Sunday, July 11, 2010

1 Borneo Grand Ballroom Dinner

Yesterday I went to a Hari Guru dinner at 1 Borneo's Grand Ballroom dinner with my colleague as representatives of our school. We were a little nervous because we were practical teachers representing the image of the school.

Significant awkward moment that night:

1. We were so hyped to wear blazer to the dinner. The one I wore was a blazer but since the material and color matched very well with my slack pants, you may call it a suit.
2. So officially we "suited-up" for the dinner.
3. But, it turned out the most of the guests in the ballroom wore Batik. 'Most' here was almost 98 percent.
4. The receptionists at the main entrance mistook as the piano players.
5. When I looked around a bit, I noticed that we looked like hotel manager.
6. Awesome.

Anyway, that night I witnessed two retired teachers receiving their awards for their service to the field.

30 years of service.

I don't have particular reasons, but I felt a little melancholic seeing the process of the award ceremony. The award ceremony began with a retelling of their background, life, their rise and fall as teachers, their contributions to the state and country, their services in the government.

This melancholy is not due to the feelings of inspiration to such servitude and loyalty.

Instead, I just can't imagine myself serving 30 years of my life for the field. It's not that I'm unhappy for my current condition and development at the school, in fact I was very delighted with my students cooperation and excitement in learning. I appreciated the school's staff sincere guidance and treatment towards us as practical teachers.

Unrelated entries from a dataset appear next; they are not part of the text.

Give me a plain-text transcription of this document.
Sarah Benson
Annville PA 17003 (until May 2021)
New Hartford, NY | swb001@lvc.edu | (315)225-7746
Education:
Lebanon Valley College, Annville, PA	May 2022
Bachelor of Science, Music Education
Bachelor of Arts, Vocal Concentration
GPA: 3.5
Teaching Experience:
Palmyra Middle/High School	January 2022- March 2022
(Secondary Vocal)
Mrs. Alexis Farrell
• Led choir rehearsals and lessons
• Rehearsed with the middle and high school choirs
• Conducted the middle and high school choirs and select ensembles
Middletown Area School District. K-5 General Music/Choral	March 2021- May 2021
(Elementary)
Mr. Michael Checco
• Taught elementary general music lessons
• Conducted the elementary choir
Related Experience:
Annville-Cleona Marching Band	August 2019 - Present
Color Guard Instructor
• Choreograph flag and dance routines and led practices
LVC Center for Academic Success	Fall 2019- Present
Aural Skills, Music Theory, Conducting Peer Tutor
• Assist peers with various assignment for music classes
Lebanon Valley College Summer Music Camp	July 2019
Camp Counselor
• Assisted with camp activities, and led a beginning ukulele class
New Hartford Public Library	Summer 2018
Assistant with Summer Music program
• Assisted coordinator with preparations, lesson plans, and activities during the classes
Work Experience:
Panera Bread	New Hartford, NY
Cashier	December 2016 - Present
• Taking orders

I have confidence in teaching the two English classes I was held responsible. I couldn't be more happier. However...

I don't want people to go all melancholy and touched when they talk about me. Right, maybe that does not sound plausible.

I want to do more in this life. Teaching is a noble job. But it does not mean that I'd be willing to live and die with it. I don't want to end up as a 'burnt-out' teacher as lose my will to live and the capacity to be happy and enjoy this life. They said high-paying job offers you good money yet less time to enjoy life. As a teacher you can have more than enough time to embrace life with moderate pay. This could be true but I had witnessed more than enough 'burnt-out' teachers who had no life and led their lives less than a zombie. So in the end they had no money and no life. Then they join MLM business and abandon teaching. Now that's a pathetic ending because once you're a teacher, you'll be forever carved with the title on your forehead.

So when you're burn-out, it's time to quit. Don't do more damage to yourself and the future of others.

Here's my pledge to keep my sanity before I enter the servitude:
1. I will not ever give up my freedom to dress, to behave, to do whatever I used to do whenever I'm out of the premise.
2. When I teach, I will teach with passion and sincerity and teach not only what's in the books but most importantly lessons of life.
3. Pursue higher qualifications as soon as I get the chance.
4. To teach as a human, not as a book.
5. Maintain my own character and my outlook towards life.


Fanzi said...[Reply]

i love this.. u're an inspiration..

Anonymous said...[Reply]

i felt the same way as u do b4 being 1. dont b a teacher. it's not a noble job! i was in n now i want out! stressful days ahead!good luck!